“I am never anywhere / Anywhere I go / When I’m home I’m never there / Long enough to know.”
I rolled into Madison as the sun was setting on New Years. It would be the tenth city I’d be sleeping in over the last thirty days, and I still had two more destinations to go before the end of the week. I had my last drink here one hundred days prior, and spent my first few weeks without alcohol in its embrace. Wave after wave of pride and loss hit me while walking down the familiar sidewalks I hadn’t traversed in months, now covered in slush and snow, bringing tears to my eyes as I held back the urge to mourn the person I buried here in September.

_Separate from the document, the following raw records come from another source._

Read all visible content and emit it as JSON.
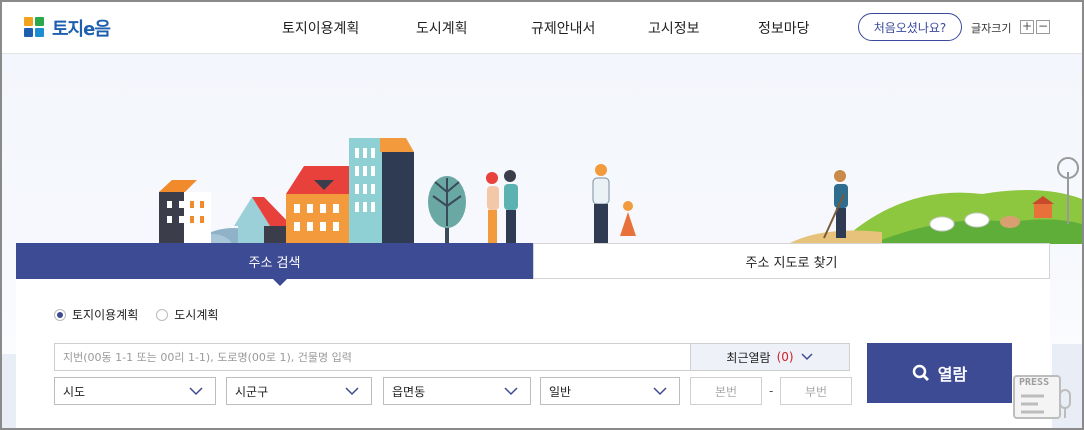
{
  "header": {
    "logo": "토지e음",
    "nav": [
      "토지이용계획",
      "도시계획",
      "규제안내서",
      "고시정보",
      "정보마당"
    ],
    "first_visit_button": "처음오셨나요?",
    "font_size_label": "글자크기",
    "font_plus": "+",
    "font_minus": "−"
  },
  "search": {
    "tabs": {
      "active": "주소 검색",
      "inactive": "주소 지도로 찾기"
    },
    "radio_options": [
      {
        "label": "토지이용계획",
        "selected": true
      },
      {
        "label": "도시계획",
        "selected": false
      }
    ],
    "address_placeholder": "지번(00동 1-1 또는 00리 1-1), 도로명(00로 1), 건물명 입력",
    "recent_label": "최근열람",
    "recent_count": "(0)",
    "selects": [
      "시도",
      "시군구",
      "읍면동",
      "일반"
    ],
    "main_number_placeholder": "본번",
    "sub_number_placeholder": "부번",
    "dash": "-",
    "open_button": "열람"
  },
  "watermark": "PRESS",
  "colors": {
    "primary": "#3d4a94",
    "accent_red": "#d0202a",
    "logo_blue": "#1d5fae",
    "logo_green": "#2aa84a"
  }
}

Driving nearly a thousand miles over the last four days, I spent a lot of time listening to audio books. While making my way across the snow-covered fields of Wisconsin I finished The Seven Storey Mountain and The Alchemist. The first a series of anecdotes of a man’s journey to his destiny to serve God as a Trappist. The second a story of a shepherd’s journey destined to find a great treasure, if only he could listen to his heart and be his own legend.
Journeys keep coming up as a theme in my sobriety. Or maybe it’s just that I’m on a journey and am looking to identify with it more. This journey is wearing thin though. I fear I’ve taken the idea to an extreme, as usual, and decided that physically journeying across the nation would be the best way to get sober and to figure out who I am. And while I’ve avoided drinking and laid the first bricks down to building a new life, the most significant aspects that led me here don’t particularly have anything to do with my frequent flier miles or rental car status. Love, honesty, vulnerability and peace in solitude don’t require highway signs or gas station receipts.
Tomorrow I’ll be making a decision to finally call a set of four walls my home. The longest I’ve ever lived in the same place, besides high school, was 3 years. As kids we always traveled as military brats, and I always needed change as an adult because the cadence was so comfortable. Without alcohol derailing me from taking on responsibility, I’ve found a new solace in knowing there may be a set of keys in my hand soon that will finally be an answer to the question, “Where are you from?” Finally a place I won’t run from when things get hard every few years. Finally a place not steeped in memories of booze.
I’m afraid, but confident. I’m doubtful, but passionate. My heart and mind are in the midst of a tug-o-war. There are just as many reasons to not buy this land as there are to throw caution to the wind. The audiobooks I listened to only drilled in the advice I’ve gotten a dozen different time from different resources in the sober community. Whatever you want to call them: blessings, coincidences, miracles, omens, signs… The things I keep looking for aren’t the things I’m finding. It’s the things that keep working out when I’m not looking that are defining the path I seem to be taking.
The more I feel this place the more I know it would be a mistake to walk away. My heart spoke to me while walking through the cattails surrounding the pond, taking the deep breath of that old wood smell in the upstairs bedroom, the heat from that old wood stove that crept into every room, the smell of manure in the freshly tilled field and the remnants of hay in those horse stalls. It all spoke to me, “Yes, Billy, you are home.”
The more I think about this place, the more I find reasons to stop dreaming and get back to what I was told I am supposed to be doing. To go back to a career because it will make me the most money. To go back to LA because successful people live in big cities. To go back to my apartment because AA says I’m not supposed to make any big decisions in the first year. To go back to everything I left except this time somehow leave out the alcohol, the only thing that kept me where I was.
And if I’m being completely honest with myself, I keep waiting for someone to tell me not to do it. To tell me this is a mistake. To warn me that I’m jumping into things too soon. But everyone I’ve shared my plans with have only supported me. And it’s bittersweet, frustrating yet hopeful.